Analyzing Clustered Latent Dirichlet Allocation (CLDA)
Christopher Gropp is a research assistant and Masters student in Computer Science at Clemson University. The aim of this project was to analyse the impact of computing resources on research output. Dynamic Topic Models (DTM) are typically used to extract time-variant information from a collection of documents but this is usually a slow process taking days to process around half a million records. This performance hit becomes prohibitive on Big Data so they decided to look at technologies that would allow them to gather topics across long time periods without sacrificing performance.

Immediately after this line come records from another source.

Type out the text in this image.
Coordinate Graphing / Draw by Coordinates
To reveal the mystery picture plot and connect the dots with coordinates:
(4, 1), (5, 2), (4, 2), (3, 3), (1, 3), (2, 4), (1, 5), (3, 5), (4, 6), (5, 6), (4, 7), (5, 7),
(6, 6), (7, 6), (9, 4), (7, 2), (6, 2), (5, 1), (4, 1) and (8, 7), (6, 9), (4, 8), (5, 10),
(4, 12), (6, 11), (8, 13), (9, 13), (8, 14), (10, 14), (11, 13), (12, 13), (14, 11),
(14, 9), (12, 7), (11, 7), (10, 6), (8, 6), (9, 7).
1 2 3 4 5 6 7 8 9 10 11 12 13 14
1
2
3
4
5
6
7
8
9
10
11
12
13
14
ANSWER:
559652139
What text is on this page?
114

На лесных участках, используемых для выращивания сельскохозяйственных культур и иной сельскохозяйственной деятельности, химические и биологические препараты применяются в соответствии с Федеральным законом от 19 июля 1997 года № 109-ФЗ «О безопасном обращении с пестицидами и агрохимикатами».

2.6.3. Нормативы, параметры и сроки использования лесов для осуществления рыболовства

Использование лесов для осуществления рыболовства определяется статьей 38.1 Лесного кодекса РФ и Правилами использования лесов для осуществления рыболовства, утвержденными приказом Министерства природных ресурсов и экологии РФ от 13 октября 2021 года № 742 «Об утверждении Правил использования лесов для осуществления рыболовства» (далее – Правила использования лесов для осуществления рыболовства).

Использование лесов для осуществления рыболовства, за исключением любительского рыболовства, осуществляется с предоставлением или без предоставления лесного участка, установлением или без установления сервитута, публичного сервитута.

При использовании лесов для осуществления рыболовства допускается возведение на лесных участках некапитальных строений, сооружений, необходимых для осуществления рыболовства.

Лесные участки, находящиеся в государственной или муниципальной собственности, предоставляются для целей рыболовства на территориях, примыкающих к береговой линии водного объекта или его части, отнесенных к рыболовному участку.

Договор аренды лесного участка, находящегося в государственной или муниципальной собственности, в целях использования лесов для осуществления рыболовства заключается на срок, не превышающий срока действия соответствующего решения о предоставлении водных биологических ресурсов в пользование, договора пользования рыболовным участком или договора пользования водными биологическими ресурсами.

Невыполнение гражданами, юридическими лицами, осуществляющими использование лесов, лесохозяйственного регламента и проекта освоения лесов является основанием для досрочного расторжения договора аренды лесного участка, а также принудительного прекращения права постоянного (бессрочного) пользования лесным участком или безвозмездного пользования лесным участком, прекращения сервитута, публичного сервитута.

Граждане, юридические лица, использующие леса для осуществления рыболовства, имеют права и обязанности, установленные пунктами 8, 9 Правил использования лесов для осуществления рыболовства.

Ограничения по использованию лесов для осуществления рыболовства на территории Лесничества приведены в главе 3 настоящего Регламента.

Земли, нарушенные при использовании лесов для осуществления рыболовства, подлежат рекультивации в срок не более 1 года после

This project began in 2015 using HPCC Systems and a working prototype was produced early in 2016. It is now a fully realised system used in their research. Christopher wanted to see how topics (both their key words and proportional size in all documents) change over time. It was discovered that using CLDA, they could process datasets (generating a broadly comparable output) that would take weeks using DTM, in minutes using CLDA. For example, the first test results showed DTM took 58 hours to process what CLDA could process is 12 minutes using nearly identical resources. Moreover, but using more cores (480 specifically) he was able to process a much larger dataset in 20 minutes using CLDA which would have taken 29 weeks for DTM to process.
Many of the components used for CLDA were readily available in the HPCC Systems Machine Learning Library. Others are under active development, which means that when they are complete, they can be easily combined to produce a fast and powerful text analysis method for HPCC Systems.
Work is still underway on this project to improve the metrics used to evaluate the quality of the topic models. Christopher is working on developing more rigorous tests to properly evaluate the output of CLDA and other models. The aim is to provide the text analysis community with a testing framework for quantitatively determining the effectiveness of their methods, and how various methods compare to one another.
Christopher's poster presentation entered into our competition held on Community Day at the HPCC Systems Engineering Summit in 2016.